Cosmological models with weakly turbulent fluctuations of the metric superimposed on a homogeneous and isotropic background metric

Abstract

Uniform and isotropic mathematical models of the expanding universe usually predict an initial singularity of infinite mass density and space curvature. To study possible mechanisms which would avoid the occurance of these singularities, non-uniform cosmological models based on Einstein's field equations are investigated in which random perturbations of long wave lengths are superimposed on the Robinson- Walker metric of the unperturbed models.
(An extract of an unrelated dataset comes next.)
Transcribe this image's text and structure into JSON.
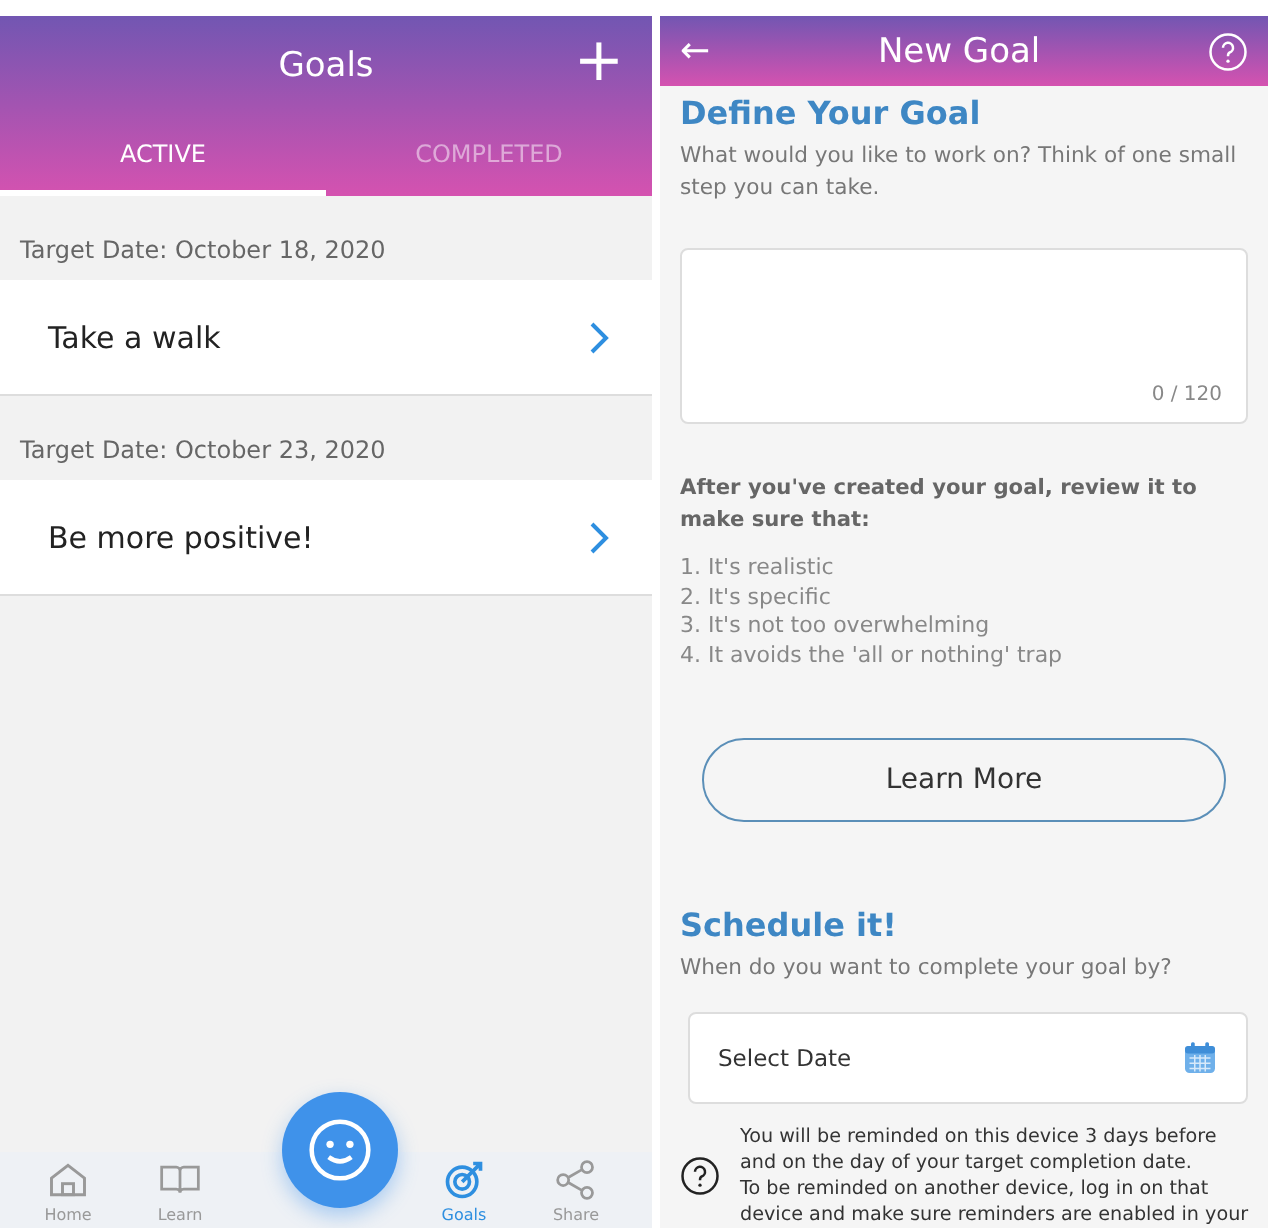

Techniques of fluid turbulence theory, used to describe random fields by a hierarchy of central moments of the random perturbations, are applied to describe the dynamics of these moments. For the case of small perturbations the hierarchy is truncated and solutions are found. The solutions are either growing or decaying perturbations leading to Rᴹ extra terms in the usual cosmological equations for the curvature radius R. The result agrees with the small perturbation Fourier series expansion analysis which exists in the literature. Based on the upper limit of the anisotropy of the 3° K background radiation, the growing perturbation model predicts a maximum expansion even for k=0, Euclidean spaces. The decaying perturbation solutions give extra terms of the form 1/Rᴹ with m>4 in the cosmological equations and indicate that the mechanism of long wave random perturbations may prevent the original singularity and make oscillatory models possible.